Objective: To highlight the possible surgical steps that could affect the neural supply of soft palate and velopharyngeal sphincter during Furlow palatoplasty and posteriorly-based myo-mucosal buccal flaps in patients with persistent velopharyngeal insufficiency after primary cleft palate repair.
Design: Institution-based retrospective study.
Setting: Academic Medical Center.
Patients: Non-syndromic patients with persistent hypernasality (after primary cleft palate repair) who had Furlow palatoplasty or posteriorly-based buccal myo-mucosal flaps and were followed up for at least 60 months after the secondary surgery.

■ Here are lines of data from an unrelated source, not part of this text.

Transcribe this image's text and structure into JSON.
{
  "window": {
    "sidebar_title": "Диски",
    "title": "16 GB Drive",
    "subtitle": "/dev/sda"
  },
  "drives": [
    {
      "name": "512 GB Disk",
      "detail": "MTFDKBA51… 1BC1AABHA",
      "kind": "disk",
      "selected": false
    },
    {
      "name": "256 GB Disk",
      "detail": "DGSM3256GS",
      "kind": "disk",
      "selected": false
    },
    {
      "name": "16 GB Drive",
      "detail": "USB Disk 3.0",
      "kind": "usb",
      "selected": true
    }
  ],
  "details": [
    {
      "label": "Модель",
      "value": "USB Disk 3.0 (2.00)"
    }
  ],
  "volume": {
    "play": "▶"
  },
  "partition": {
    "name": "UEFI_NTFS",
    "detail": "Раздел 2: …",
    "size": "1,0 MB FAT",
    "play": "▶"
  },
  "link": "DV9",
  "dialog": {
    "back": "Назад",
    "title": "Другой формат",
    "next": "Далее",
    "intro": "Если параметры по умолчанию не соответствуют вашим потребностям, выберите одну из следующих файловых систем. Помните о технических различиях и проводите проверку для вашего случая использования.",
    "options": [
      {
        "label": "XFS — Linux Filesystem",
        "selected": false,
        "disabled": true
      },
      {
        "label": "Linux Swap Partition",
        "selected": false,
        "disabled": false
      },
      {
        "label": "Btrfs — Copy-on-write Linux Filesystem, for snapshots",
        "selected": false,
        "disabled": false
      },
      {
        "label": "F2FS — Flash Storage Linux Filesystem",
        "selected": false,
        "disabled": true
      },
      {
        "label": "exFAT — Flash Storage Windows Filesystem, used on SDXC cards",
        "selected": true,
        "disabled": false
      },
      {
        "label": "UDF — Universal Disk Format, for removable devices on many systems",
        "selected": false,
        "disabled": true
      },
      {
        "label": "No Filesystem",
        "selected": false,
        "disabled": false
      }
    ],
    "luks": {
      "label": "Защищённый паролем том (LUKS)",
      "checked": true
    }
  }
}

Interventions: All patients were examined using a fiberoptic endoscopy, the movement of components of the velopharyngeal sphincter: soft palate, and lateral pharyngeal walls were traced on the monitor and given a score from 0-4. The pattern of VPS closure was reported whether coronal, circular, or sagittal for each case.
Main Outcome Measures: Patients' characteristics, auditory perceptual assessment, the severity of hypernasality, intraoperative lengthening of the palate, and operative complications were recorded.
Results: At postoperative (at least 60 months) evaluation of the patients statistically non-significant differences were reported when comparing the pre-versus post-operative auditory perceptual assessment following both procedures ( value ≥0.05). A greater tendency towards improvement was noticed with BF but was non-significant.
Conclusion: The nerve supply of the palate could be jeopardized by many techniques of primary or secondary repair of the cleft palate leaving behind a deceiving intact but weak poor-functioning palate. All efforts should be made to provide more neural-preservation techniques in primary/secondary repair of the cleft palate. Further wide-scale research is essential to have final clear conclusions.